Working Principle
A Force Sensitive Resistor (FSR) is a polymer thick-film device that exhibits a decrease in resistance as force applied to its active surface increases. It consists of two layers: a conductive polymer layer with microscopic particles dispersed in a flexible substrate, and an interdigitated electrode pattern. When pressed, the conductive particles make more contact points, reducing resistance from >1 MΩ (no force) to as low as ~200 Ω (maximum force).
Analogy: Imagine a sponge filled with tiny metal balls. With no squeeze, the balls barely touch and electricity struggles to flow. As you squeeze harder, more balls press together, creating more paths for current — resistance drops.
Electrical Characteristics
| Parameter | FSR 402 (Interlink) |
|---|---|
| Force Range | 0.2 N – 20 N (~20 g – 2 kg) |
| Resistance (no force) | >1 MΩ |
| Resistance (max force) | ~200 Ω |
| Force vs. Resistance | Approximately inverse — logarithmic |
| Repeatability | ±2% (single part) |
| Accuracy | ±5–25% (part-to-part variation) |
| Response Time | <5 ms (mechanical) |
| Thickness | ~0.5 mm (flexible) |
| Operating Temperature | −30 to +70 °C |
Interfacing with an MCU
FSRs are analogue resistive devices — read them with a simple voltage divider connected to an ADC input. Use a fixed reference resistor in series with the FSR:
- 10 kΩ: Best sensitivity in the light-to-medium force range (0.2–5 N)

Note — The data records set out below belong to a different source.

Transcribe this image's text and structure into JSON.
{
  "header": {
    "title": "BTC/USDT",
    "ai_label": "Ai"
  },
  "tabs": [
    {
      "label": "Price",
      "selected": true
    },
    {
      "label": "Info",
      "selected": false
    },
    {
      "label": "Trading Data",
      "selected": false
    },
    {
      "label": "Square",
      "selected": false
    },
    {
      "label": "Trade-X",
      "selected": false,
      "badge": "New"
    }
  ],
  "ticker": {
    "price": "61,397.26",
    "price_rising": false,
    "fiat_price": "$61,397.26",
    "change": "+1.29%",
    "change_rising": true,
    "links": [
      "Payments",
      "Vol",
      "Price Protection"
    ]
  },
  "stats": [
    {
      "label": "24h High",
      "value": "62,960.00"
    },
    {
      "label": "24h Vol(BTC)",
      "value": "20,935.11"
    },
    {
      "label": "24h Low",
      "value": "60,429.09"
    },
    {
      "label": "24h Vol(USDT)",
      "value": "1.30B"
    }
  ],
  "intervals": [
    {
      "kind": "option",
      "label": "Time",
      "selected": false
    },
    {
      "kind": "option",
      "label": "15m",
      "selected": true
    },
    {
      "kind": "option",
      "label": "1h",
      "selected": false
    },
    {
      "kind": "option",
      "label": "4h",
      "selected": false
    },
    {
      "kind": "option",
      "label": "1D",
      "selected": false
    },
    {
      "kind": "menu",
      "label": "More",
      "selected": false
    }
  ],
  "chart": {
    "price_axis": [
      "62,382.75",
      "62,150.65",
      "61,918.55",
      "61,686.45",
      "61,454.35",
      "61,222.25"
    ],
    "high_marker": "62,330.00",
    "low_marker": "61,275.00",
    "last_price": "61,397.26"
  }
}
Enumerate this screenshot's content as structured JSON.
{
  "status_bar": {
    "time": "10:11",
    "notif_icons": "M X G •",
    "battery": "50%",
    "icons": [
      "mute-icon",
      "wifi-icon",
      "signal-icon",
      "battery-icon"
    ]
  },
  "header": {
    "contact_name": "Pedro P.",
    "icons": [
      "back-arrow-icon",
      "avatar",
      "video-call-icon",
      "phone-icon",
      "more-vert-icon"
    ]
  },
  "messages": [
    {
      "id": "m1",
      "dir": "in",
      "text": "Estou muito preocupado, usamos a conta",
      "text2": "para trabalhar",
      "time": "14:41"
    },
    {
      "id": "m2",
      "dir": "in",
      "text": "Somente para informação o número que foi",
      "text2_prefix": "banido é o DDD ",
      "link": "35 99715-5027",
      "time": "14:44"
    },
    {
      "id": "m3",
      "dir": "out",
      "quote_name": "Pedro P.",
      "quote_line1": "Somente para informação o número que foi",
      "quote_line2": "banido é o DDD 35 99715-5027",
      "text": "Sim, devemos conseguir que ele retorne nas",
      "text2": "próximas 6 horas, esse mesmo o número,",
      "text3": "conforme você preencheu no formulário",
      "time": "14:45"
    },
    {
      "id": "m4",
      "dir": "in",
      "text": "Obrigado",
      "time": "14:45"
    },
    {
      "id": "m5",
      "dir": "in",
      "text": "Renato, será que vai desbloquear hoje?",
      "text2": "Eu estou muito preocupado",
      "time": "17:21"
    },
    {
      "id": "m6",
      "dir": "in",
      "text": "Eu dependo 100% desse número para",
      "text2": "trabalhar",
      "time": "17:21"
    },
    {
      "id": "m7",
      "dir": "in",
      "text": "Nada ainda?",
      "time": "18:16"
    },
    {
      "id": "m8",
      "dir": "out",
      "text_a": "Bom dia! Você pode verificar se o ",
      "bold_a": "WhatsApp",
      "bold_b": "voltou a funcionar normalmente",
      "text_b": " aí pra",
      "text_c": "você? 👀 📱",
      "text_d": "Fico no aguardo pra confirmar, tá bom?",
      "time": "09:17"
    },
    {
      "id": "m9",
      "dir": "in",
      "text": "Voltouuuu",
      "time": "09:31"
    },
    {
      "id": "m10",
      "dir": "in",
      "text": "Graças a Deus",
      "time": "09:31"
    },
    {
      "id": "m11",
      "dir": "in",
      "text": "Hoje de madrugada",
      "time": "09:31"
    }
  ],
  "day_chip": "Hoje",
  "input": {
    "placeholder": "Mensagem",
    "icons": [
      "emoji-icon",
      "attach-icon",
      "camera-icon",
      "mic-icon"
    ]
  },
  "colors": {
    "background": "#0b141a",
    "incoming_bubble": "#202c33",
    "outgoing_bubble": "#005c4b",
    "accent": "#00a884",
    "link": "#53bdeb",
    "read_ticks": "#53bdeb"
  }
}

- 47 kΩ: Better sensitivity for very light touch (<1 N)
Calibration
FSRs are not precision instruments — they detect force presence and approximate magnitude:
- Threshold-based: Define ADC thresholds for "no press", "light", "medium", "firm" touch zones
- Known-weight mapping: Place known weights (50 g, 100 g, 500 g, 1 kg) and record ADC values to build a lookup table
- Logarithmic curve fit: Fit your measured data to find R0 and n in R = R0/Fn
- Break-in: New FSRs may drift for the first 10–20 cycles; actuate several times before calibrating
Code Example
/*
* FSR 402 Force Sensitive Resistor — Arduino
* Wiring: FSR between 5V and A0, 10k from A0 to GND
*/
#define FSR_PIN A0
#define R_REF 10000.0 /* 10k reference resistor */
#define VCC 5.0
void setup() {
Serial.begin(9600);
}
void loop() {
int raw = analogRead(FSR_PIN);
if (raw == 0) {
Serial.println("No pressure detected");
} else {
/* Calculate FSR resistance from voltage divider */
float voltage = raw * (VCC / 1023.0);
float fsrR = R_REF * (VCC / voltage - 1.0);
/* Approximate force (rough inverse relationship) */
float conductance = 1000000.0 / fsrR; /* uMho */
float forceN;
if (conductance <= 1000)
forceN = conductance / 80.0;
else
forceN = (conductance - 1000) / 30.0;
Serial.print("FSR R: ");
Serial.print((long)fsrR);
Serial.print(" Ohm | ~Force: ");
Serial.print(forceN, 2);
Serial.println(" N");
}
delay(200);
}Real-World Applications
Human Interface & Wearable Devices
FSRs are ubiquitous in touch-sensitive interfaces: musical instrument pressure pads (electronic drums, MIDI controllers), prosthetic limb grip-force feedback, shoe insoles for gait analysis, robotic gripper grasp detection, and automotive seat-occupancy sensors. Their thin, flexible form factor makes them ideal for embedding in surfaces where buttons are impractical.
Limitations
- Low accuracy: ±5–25% part-to-part variation. Not suitable for precise weight measurement (use HX711 + load cell).
- Drift and hysteresis: Resistance shifts under sustained pressure and differs on press vs. release.
- Non-linear response: Resistance vs. force is logarithmic, complicating absolute force calculation.
- Wear: Repeated flexing or point loads can damage the conductive polymer over time.
- Temperature sensitivity: Resistance drifts with temperature changes, ±1%/°C typical.